Barton of CBH Homes notes that demand for his company’s smallest (around 900 square feet) and most economical homes hasn’t been that great. What’s been more useful from a sales standpoint has been the “value packages” that CBH offers to suit different customers’ affordability needs. “We’re finally understand-ing what our customers want and are asking for.”

CBH Homes has experimented with texting, blogging, and other interactive media to stay in contact with brokers, agents, and customers. Barton is not sure how effective this is, though he acknowledges “it’s not something that you can do a little of, or sometimes.”

Richard Elkman, president of Group Two Advertising, thinks builders must do a much better job reaching customers via the marketing platforms these buyers are most comfortable with. “A lot of builders think that all you need is a website,” he says. “But builders don’t have a strategy for analyzing the potential of their traffic. And what [builders] need to ask themselves is what’s your [market] position, what’s your competition, what’s your goal, and what can you afford?”
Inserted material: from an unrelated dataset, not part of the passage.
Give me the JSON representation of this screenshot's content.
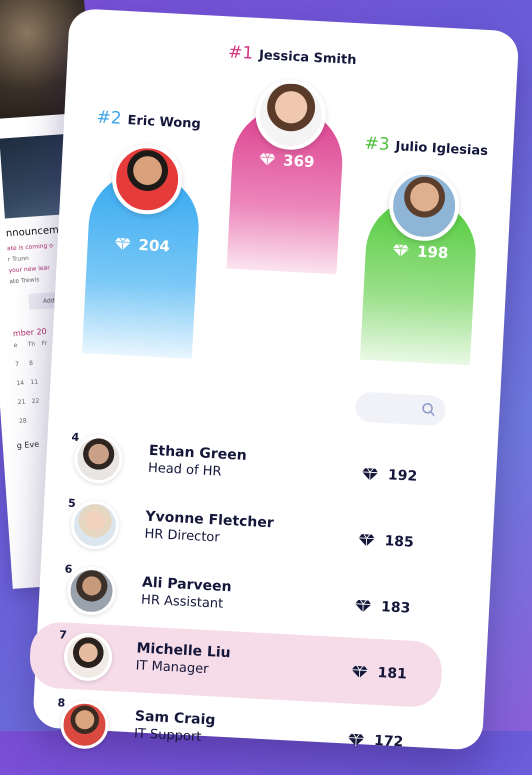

As they prepare for the future, builders should also be asking themselves if their companies are staffed correctly and sufficiently.

Across the industry, builders laid off anywhere from one-half to two-thirds of their workforces. Those personnel cutbacks were particularly drastic in the field, where access to labor is also limited because there are far fewer immigrant workers in the U.S. It would be difficult for many builders to ratchet up their operations significantly if business conditions suddenly improved.

But builders aren’t eager to elevate their production to boom-era levels, either. Virtually none of the builders interviewed has been replenishing their management teams with new hires. Most say they are content to rely on a “core” of essential associates who will be the foundation of leaner operations with fewer employees and supervisors.

“My takeaway from the recession is that I built a strong loyal team that stayed with me, and we all landed on our feet,” says Pat Neal, owner of Neal Communities in Bradenton, Fla.